These images are shot by the best photographers out there. In excess of 80% were shot using Canon bodies (and of course lenses). I doubt all of them are mislead by false commercials ...

According to these statistics: The worlds best pictures are shot using 1DIV, with the 16-35mm f2.8L II lens. How come only a mere 5% of these photographers shoot with Nikon, if they are that superior??


----------



## captainkanji (Sep 9, 2013)

setterguy said:


> Well I would definitely not replace my 7D with a 70D!



I can agree with this. The 70D doesn't seem like a big enough leap to warrant spending that much money on that much of an upgrade.

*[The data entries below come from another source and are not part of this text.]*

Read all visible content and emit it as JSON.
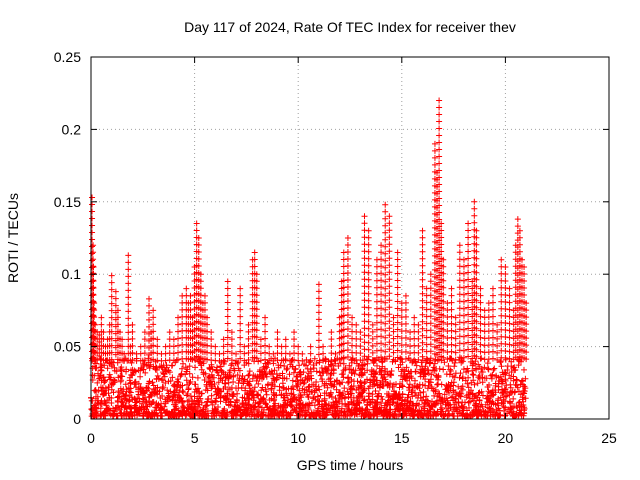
{
  "chart_data": {
    "type": "scatter",
    "title": "Day 117 of 2024, Rate Of TEC Index for receiver thev",
    "xlabel": "GPS time / hours",
    "ylabel": "ROTI / TECUs",
    "xlim": [
      0,
      25
    ],
    "ylim": [
      0,
      0.25
    ],
    "xticks": [
      0,
      5,
      10,
      15,
      20,
      25
    ],
    "xtick_labels": [
      "0",
      "5",
      "10",
      "15",
      "20",
      "25"
    ],
    "yticks": [
      0,
      0.05,
      0.1,
      0.15,
      0.2,
      0.25
    ],
    "ytick_labels": [
      "0",
      "0.05",
      "0.1",
      "0.15",
      "0.2",
      "0.25"
    ],
    "grid": true,
    "marker": "+",
    "color": "#ff0000",
    "series": [
      {
        "name": "ROTI",
        "x": [
          0.05,
          0.1,
          0.12,
          0.15,
          0.2,
          0.3,
          0.4,
          0.5,
          0.6,
          0.7,
          0.8,
          0.9,
          1.0,
          1.2,
          1.3,
          1.4,
          1.5,
          1.6,
          1.8,
          1.9,
          2.0,
          2.2,
          2.4,
          2.6,
          2.8,
          2.9,
          3.0,
          3.2,
          3.4,
          3.6,
          3.8,
          4.0,
          4.2,
          4.4,
          4.6,
          4.7,
          4.8,
          4.9,
          5.0,
          5.1,
          5.2,
          5.3,
          5.4,
          5.5,
          5.6,
          5.8,
          6.0,
          6.2,
          6.4,
          6.6,
          6.8,
          7.0,
          7.2,
          7.4,
          7.6,
          7.8,
          7.9,
          8.0,
          8.2,
          8.4,
          8.6,
          8.8,
          9.0,
          9.2,
          9.4,
          9.6,
          9.8,
          10.0,
          10.2,
          10.4,
          10.6,
          10.8,
          11.0,
          11.2,
          11.4,
          11.6,
          11.8,
          12.0,
          12.1,
          12.2,
          12.4,
          12.6,
          12.8,
          13.0,
          13.2,
          13.4,
          13.6,
          13.8,
          14.0,
          14.2,
          14.4,
          14.6,
          14.8,
          15.0,
          15.2,
          15.4,
          15.6,
          15.8,
          16.0,
          16.2,
          16.4,
          16.6,
          16.7,
          16.8,
          16.9,
          17.0,
          17.2,
          17.4,
          17.6,
          17.8,
          18.0,
          18.2,
          18.4,
          18.5,
          18.6,
          18.8,
          19.0,
          19.2,
          19.4,
          19.6,
          19.8,
          20.0,
          20.2,
          20.4,
          20.5,
          20.6,
          20.7,
          20.8,
          20.9,
          21.0
        ],
        "y": [
          0.153,
          0.12,
          0.105,
          0.08,
          0.065,
          0.06,
          0.058,
          0.07,
          0.06,
          0.05,
          0.055,
          0.065,
          0.099,
          0.088,
          0.075,
          0.06,
          0.055,
          0.045,
          0.113,
          0.05,
          0.065,
          0.045,
          0.05,
          0.06,
          0.083,
          0.06,
          0.075,
          0.055,
          0.045,
          0.05,
          0.06,
          0.055,
          0.07,
          0.085,
          0.09,
          0.08,
          0.085,
          0.07,
          0.105,
          0.135,
          0.125,
          0.1,
          0.08,
          0.085,
          0.07,
          0.06,
          0.05,
          0.045,
          0.055,
          0.095,
          0.06,
          0.045,
          0.09,
          0.05,
          0.065,
          0.11,
          0.115,
          0.1,
          0.055,
          0.07,
          0.05,
          0.045,
          0.06,
          0.05,
          0.055,
          0.045,
          0.06,
          0.05,
          0.045,
          0.04,
          0.05,
          0.04,
          0.093,
          0.05,
          0.04,
          0.06,
          0.045,
          0.07,
          0.095,
          0.115,
          0.125,
          0.07,
          0.065,
          0.06,
          0.14,
          0.13,
          0.065,
          0.11,
          0.12,
          0.148,
          0.14,
          0.07,
          0.115,
          0.08,
          0.085,
          0.06,
          0.07,
          0.065,
          0.13,
          0.09,
          0.1,
          0.19,
          0.17,
          0.22,
          0.135,
          0.11,
          0.08,
          0.09,
          0.07,
          0.12,
          0.11,
          0.135,
          0.095,
          0.15,
          0.13,
          0.09,
          0.075,
          0.08,
          0.09,
          0.065,
          0.11,
          0.105,
          0.09,
          0.075,
          0.12,
          0.138,
          0.13,
          0.11,
          0.105,
          0.08
        ]
      }
    ],
    "background_cluster": {
      "x_range": [
        0,
        21
      ],
      "y_range": [
        0,
        0.04
      ],
      "description_note": "dense band of points"
    }
  }
}
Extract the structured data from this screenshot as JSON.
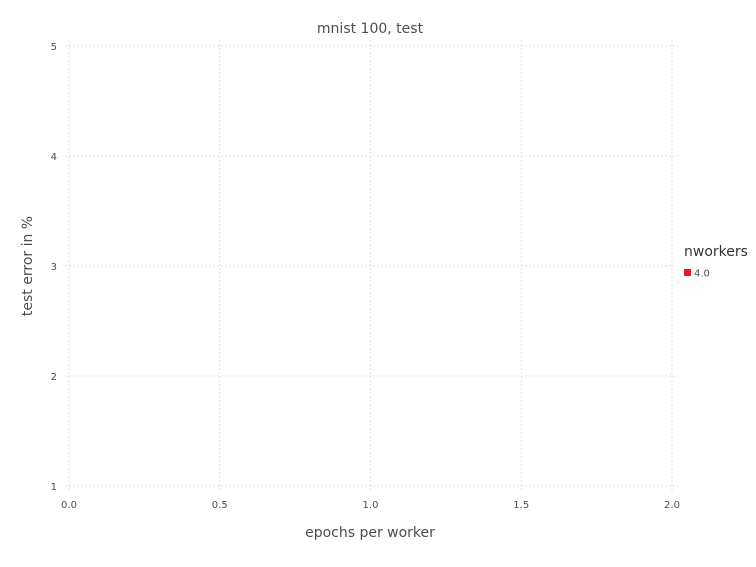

Now the 7D2....we'll see.


----------



## Don Haines (Sep 9, 2013)

Eldar said:


> Read the attached article, giving the statistics for the best photographs used by Reuters last year:
> 
> http://petapixel.com/2012/12/02/the-most-popular-cameras-and-settings-for-reuters-best-photos-of-the-year-2012/
> 
> ...



It is also interesting to note that over twice as many of the pictures were shot with the 5D2 over the 5D3..... You don't always need the newest...


----------



## mrsfotografie (Sep 10, 2013)

skycolt said:


> replaced it with a 1DIV. Pretty nice update on focus and high ISO. But only when I go back the the previous album did I find how many great photos I took with a 7D. That's a very very capable camera.



Interesting upgrade path, something to consider...


----------